Santa Monica Police Arrest Homeless Man, 49, For Trying To Stab Bike Store Employee

Alert Police Blotter: Spokes Man.

Wednesday, 14 Nov 2012, 1:38:00 AM

Tim Broughton

A 49-year-old homeless man was arrested on Friday, Nov. 2 after throwing his bicycle into the front doors of The Bike Center on Second Street and then trying to stab an employee with scissors.

At 2:35 p.m. officers of the Santa Monica Police Department went to the bike shop at 1555 Second Street after they had received a report of an assault that had just occurred.

When they arrived the officers spoke with the victim in order to get a handle on what had happened.

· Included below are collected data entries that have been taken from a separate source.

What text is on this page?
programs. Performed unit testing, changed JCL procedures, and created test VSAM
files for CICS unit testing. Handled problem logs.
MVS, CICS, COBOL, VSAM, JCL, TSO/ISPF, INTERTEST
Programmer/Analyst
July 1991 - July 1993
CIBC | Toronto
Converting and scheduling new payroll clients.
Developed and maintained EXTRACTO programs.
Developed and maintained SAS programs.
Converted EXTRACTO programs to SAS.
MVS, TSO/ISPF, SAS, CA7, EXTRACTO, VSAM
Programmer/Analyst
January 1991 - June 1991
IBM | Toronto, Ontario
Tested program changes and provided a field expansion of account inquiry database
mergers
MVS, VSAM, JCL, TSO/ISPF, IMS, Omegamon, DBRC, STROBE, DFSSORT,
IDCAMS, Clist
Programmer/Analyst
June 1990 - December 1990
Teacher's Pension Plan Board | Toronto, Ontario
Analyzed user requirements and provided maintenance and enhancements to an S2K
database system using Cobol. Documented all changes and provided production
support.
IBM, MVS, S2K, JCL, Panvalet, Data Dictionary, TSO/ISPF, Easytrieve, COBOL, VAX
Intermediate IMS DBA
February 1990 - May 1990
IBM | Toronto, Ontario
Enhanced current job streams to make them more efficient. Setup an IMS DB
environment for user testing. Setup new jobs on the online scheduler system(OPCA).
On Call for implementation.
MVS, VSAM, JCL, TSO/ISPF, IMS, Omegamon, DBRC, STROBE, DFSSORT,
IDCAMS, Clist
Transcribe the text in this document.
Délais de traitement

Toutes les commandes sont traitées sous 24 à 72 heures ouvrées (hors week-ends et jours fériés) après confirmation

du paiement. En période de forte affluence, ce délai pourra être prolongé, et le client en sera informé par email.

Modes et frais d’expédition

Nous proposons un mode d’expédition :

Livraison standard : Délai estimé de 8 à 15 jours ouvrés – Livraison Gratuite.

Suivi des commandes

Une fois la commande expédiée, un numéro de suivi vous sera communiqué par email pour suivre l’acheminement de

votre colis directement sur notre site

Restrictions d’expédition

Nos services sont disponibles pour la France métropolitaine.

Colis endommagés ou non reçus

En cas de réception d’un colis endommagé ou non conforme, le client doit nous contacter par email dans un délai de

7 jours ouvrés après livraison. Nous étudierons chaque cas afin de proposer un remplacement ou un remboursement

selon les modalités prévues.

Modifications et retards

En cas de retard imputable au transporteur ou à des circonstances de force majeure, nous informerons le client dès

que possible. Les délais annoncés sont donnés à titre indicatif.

The victim told them he had been working inside The Bike Shop when a man entered and began to yell at another employee in the front of the store.

The victim said he recognized the man as someone who had attempted to assault both of them by the use of bodily fluids on a previous occasion.

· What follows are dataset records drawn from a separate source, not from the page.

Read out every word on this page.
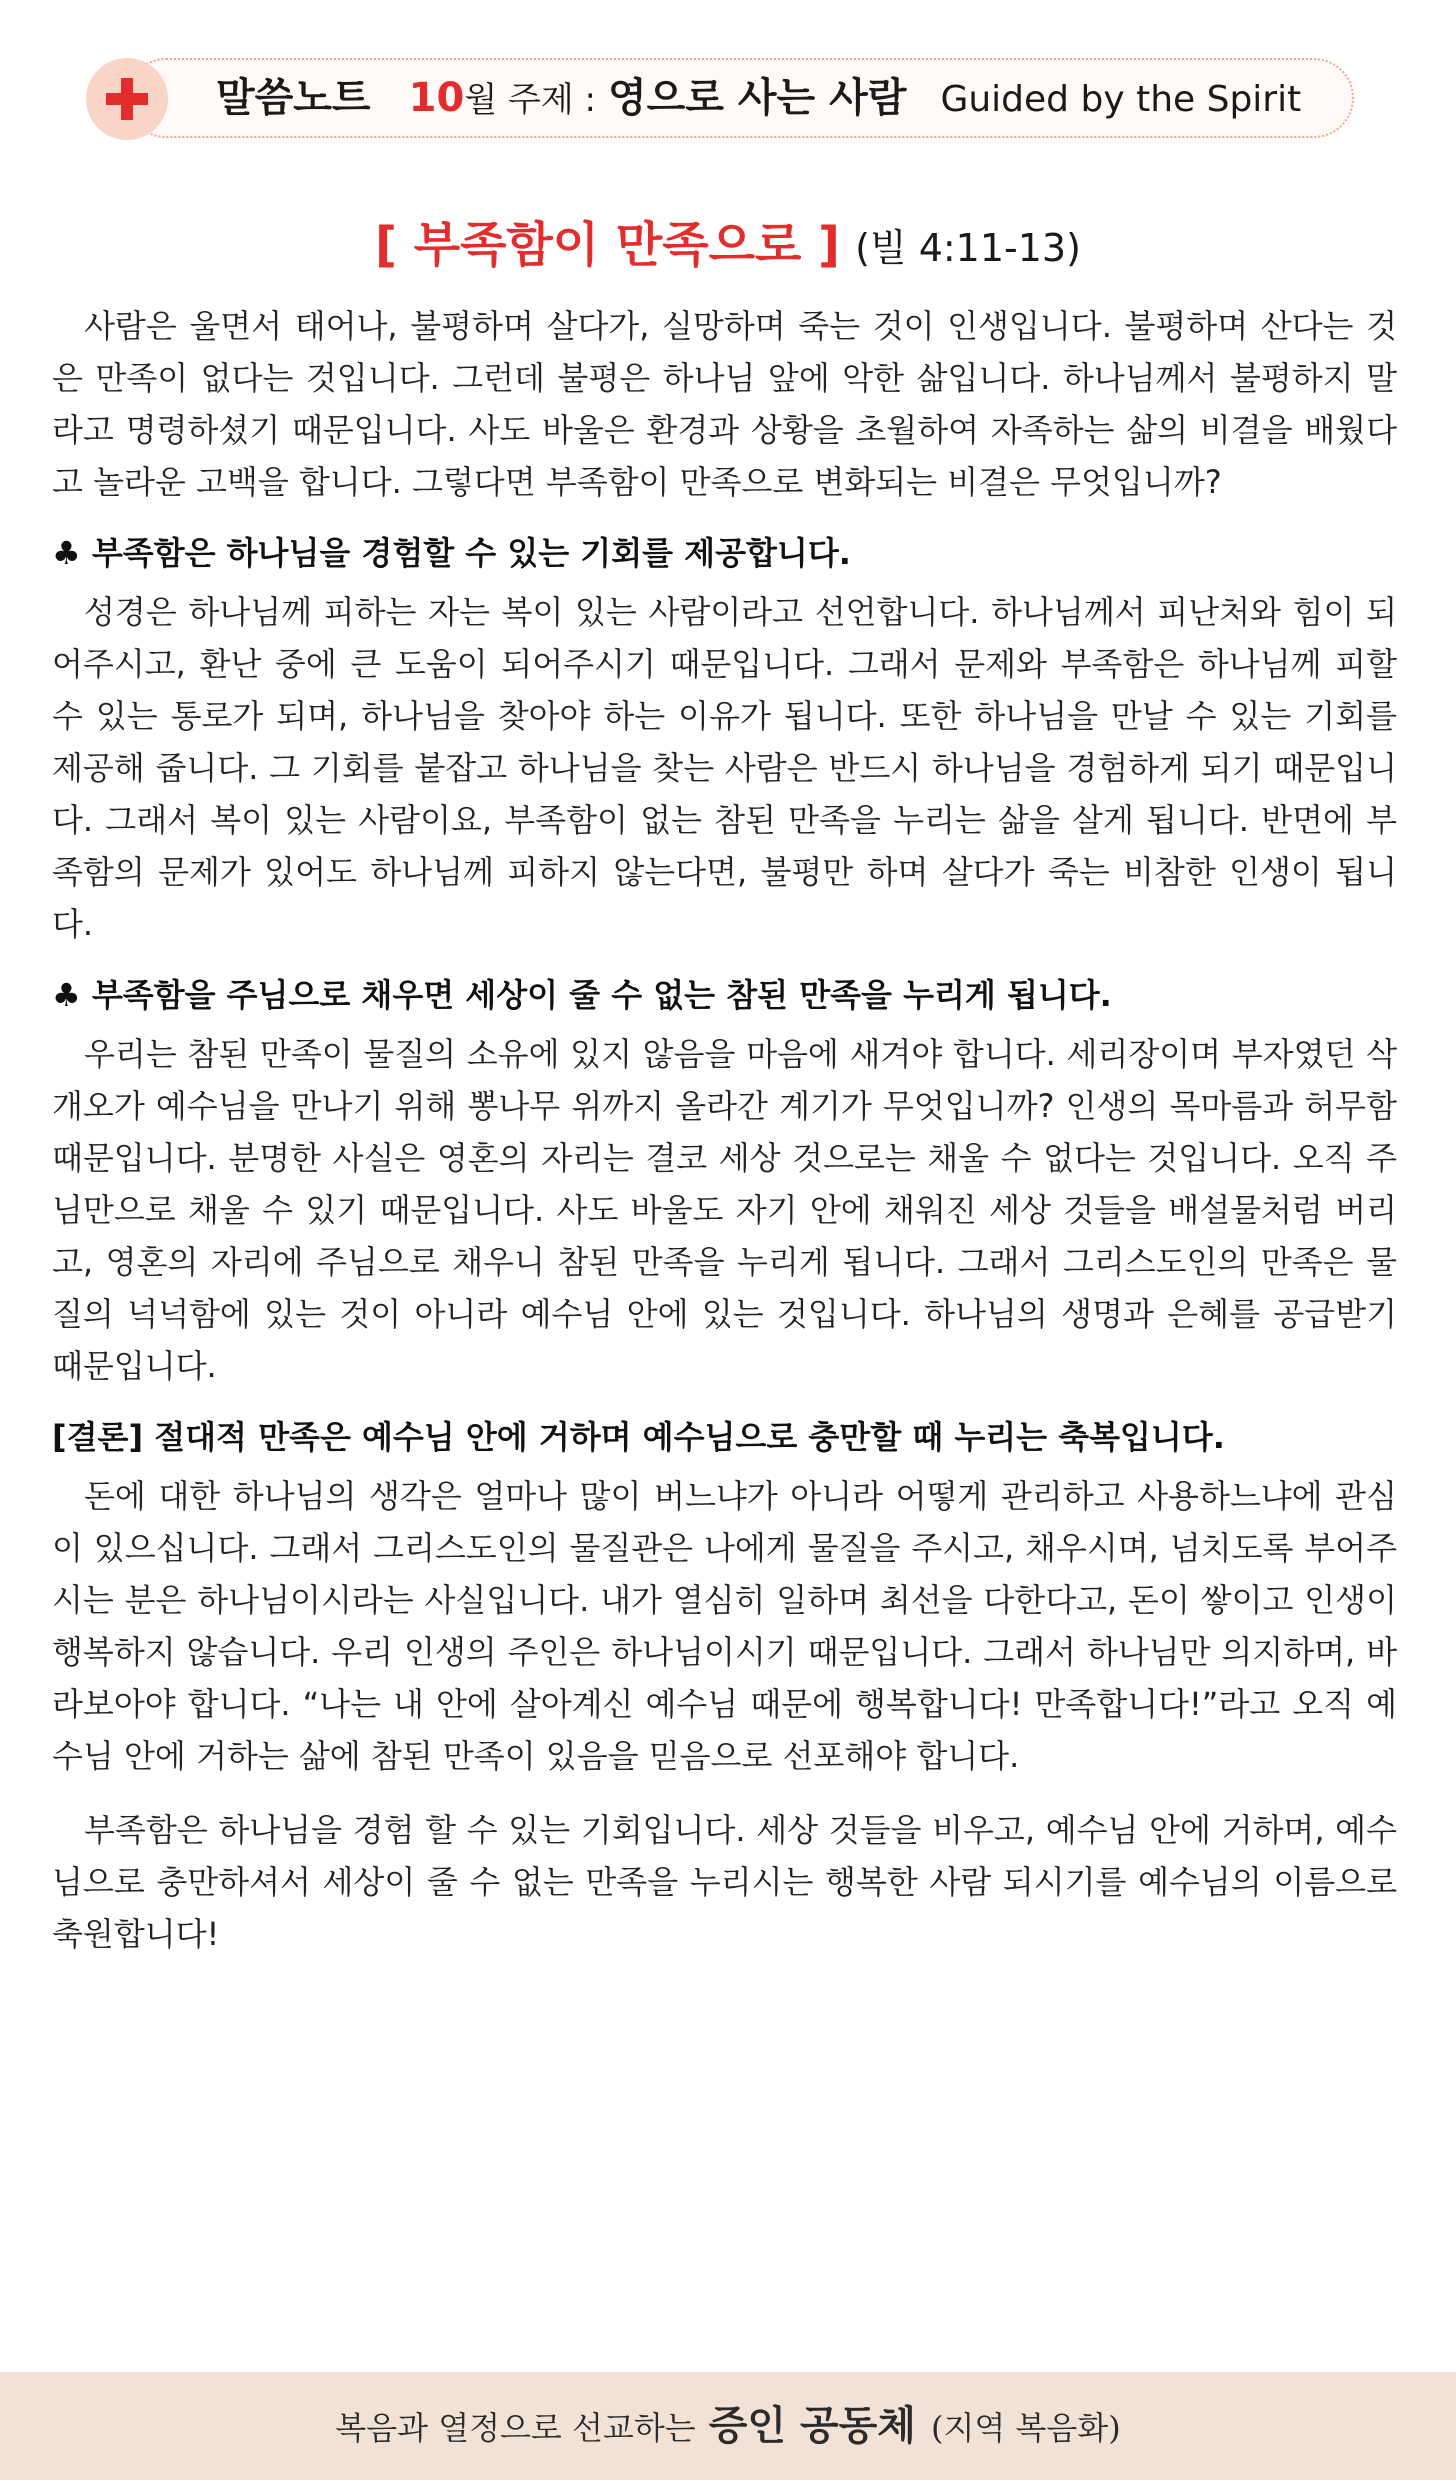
말씀노트 10월 주제 : 영으로 사는 사람 Guided by the Spirit
[ 부족함이 만족으로 ] (빌 4:11-13)

사람은 울면서 태어나, 불평하며 살다가, 실망하며 죽는 것이 인생입니다. 불평하며 산다는 것은 만족이 없다는 것입니다. 그런데 불평은 하나님 앞에 악한 삶입니다. 하나님께서 불평하지 말라고 명령하셨기 때문입니다. 사도 바울은 환경과 상황을 초월하여 자족하는 삶의 비결을 배웠다고 놀라운 고백을 합니다. 그렇다면 부족함이 만족으로 변화되는 비결은 무엇입니까?

♣ 부족함은 하나님을 경험할 수 있는 기회를 제공합니다.

성경은 하나님께 피하는 자는 복이 있는 사람이라고 선언합니다. 하나님께서 피난처와 힘이 되어주시고, 환난 중에 큰 도움이 되어주시기 때문입니다. 그래서 문제와 부족함은 하나님께 피할 수 있는 통로가 되며, 하나님을 찾아야 하는 이유가 됩니다. 또한 하나님을 만날 수 있는 기회를 제공해 줍니다. 그 기회를 붙잡고 하나님을 찾는 사람은 반드시 하나님을 경험하게 되기 때문입니다. 그래서 복이 있는 사람이요, 부족함이 없는 참된 만족을 누리는 삶을 살게 됩니다. 반면에 부족함의 문제가 있어도 하나님께 피하지 않는다면, 불평만 하며 살다가 죽는 비참한 인생이 됩니다.

♣ 부족함을 주님으로 채우면 세상이 줄 수 없는 참된 만족을 누리게 됩니다.

우리는 참된 만족이 물질의 소유에 있지 않음을 마음에 새겨야 합니다. 세리장이며 부자였던 삭개오가 예수님을 만나기 위해 뽕나무 위까지 올라간 계기가 무엇입니까? 인생의 목마름과 허무함 때문입니다. 분명한 사실은 영혼의 자리는 결코 세상 것으로는 채울 수 없다는 것입니다. 오직 주님만으로 채울 수 있기 때문입니다. 사도 바울도 자기 안에 채워진 세상 것들을 배설물처럼 버리고, 영혼의 자리에 주님으로 채우니 참된 만족을 누리게 됩니다. 그래서 그리스도인의 만족은 물질의 넉넉함에 있는 것이 아니라 예수님 안에 있는 것입니다. 하나님의 생명과 은혜를 공급받기 때문입니다.

[결론] 절대적 만족은 예수님 안에 거하며 예수님으로 충만할 때 누리는 축복입니다.

돈에 대한 하나님의 생각은 얼마나 많이 버느냐가 아니라 어떻게 관리하고 사용하느냐에 관심이 있으십니다. 그래서 그리스도인의 물질관은 나에게 물질을 주시고, 채우시며, 넘치도록 부어주시는 분은 하나님이시라는 사실입니다. 내가 열심히 일하며 최선을 다한다고, 돈이 쌓이고 인생이 행복하지 않습니다. 우리 인생의 주인은 하나님이시기 때문입니다. 그래서 하나님만 의지하며, 바라보아야 합니다. “나는 내 안에 살아계신 예수님 때문에 행복합니다! 만족합니다!”라고 오직 예수님 안에 거하는 삶에 참된 만족이 있음을 믿음으로 선포해야 합니다.

부족함은 하나님을 경험 할 수 있는 기회입니다. 세상 것들을 비우고, 예수님 안에 거하며, 예수님으로 충만하셔서 세상이 줄 수 없는 만족을 누리시는 행복한 사람 되시기를 예수님의 이름으로 축원합니다!

복음과 열정으로 선교하는 증인 공동체 (지역 복음화)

At that time, he added that he had told the man to leave and that he was not welcome to return in any form, including that of a customer.

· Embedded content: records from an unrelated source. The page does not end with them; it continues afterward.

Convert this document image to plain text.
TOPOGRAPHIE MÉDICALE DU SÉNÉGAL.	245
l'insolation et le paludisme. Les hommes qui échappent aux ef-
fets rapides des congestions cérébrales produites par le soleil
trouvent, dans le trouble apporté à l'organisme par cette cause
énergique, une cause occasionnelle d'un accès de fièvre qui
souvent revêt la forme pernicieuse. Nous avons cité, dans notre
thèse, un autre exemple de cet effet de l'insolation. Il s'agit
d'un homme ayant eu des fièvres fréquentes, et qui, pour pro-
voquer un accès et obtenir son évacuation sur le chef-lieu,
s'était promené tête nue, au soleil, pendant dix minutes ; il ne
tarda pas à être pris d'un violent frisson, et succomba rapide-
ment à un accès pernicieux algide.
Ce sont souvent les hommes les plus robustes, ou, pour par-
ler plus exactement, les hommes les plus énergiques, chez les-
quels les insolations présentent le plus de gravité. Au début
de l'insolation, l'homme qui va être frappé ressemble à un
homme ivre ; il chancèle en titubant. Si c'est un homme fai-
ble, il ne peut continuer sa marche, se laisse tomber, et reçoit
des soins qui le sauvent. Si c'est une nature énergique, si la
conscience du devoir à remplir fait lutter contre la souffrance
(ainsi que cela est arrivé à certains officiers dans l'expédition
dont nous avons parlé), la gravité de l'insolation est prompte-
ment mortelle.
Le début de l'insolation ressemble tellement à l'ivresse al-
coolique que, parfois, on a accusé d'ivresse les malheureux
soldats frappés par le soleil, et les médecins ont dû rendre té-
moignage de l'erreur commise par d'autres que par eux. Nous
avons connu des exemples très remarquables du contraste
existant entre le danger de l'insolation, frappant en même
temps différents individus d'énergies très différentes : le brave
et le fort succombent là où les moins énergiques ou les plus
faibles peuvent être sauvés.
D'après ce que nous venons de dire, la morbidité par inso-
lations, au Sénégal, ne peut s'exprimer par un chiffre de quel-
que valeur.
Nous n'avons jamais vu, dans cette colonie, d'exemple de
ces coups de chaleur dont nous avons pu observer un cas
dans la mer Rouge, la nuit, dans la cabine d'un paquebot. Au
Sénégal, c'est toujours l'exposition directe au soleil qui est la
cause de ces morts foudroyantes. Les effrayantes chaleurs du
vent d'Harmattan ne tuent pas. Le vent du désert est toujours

On this occasion the suspect had wheeled in his own bicycle and proceeded to repeat his cycle of assaultive behavior by throwing the bike against the outside of the front doors.

The victim told the officers he had then walked to the front doors to prevent this man from entering and the man responded by pulling out a large pair of scissors and attempting to stab the victim in the chest.

It was then the victim had performed a tactical retreat and called the police.

The officers found this man in the 100 block of Colorado Avenue, and after being identified by the victim and a witness, the officers recovered the offending pair of scissors from the man.

This homeless man was arrested and charged with assault with a deadly weapon.

Bail was set at $30,000.

Editor's Note: These reports are part of a regular police coverage series entitled "Alert Police Blotter" (APB), which injects some minor editorial into certain police activities in Santa Monica. Not all of the Mirror's coverage of incidents involving police are portrayed in this manner. More serious crimes and police-related activities are regularly reported without editorial in the pages of the Santa Monica Mirror and its website, smmirror.com.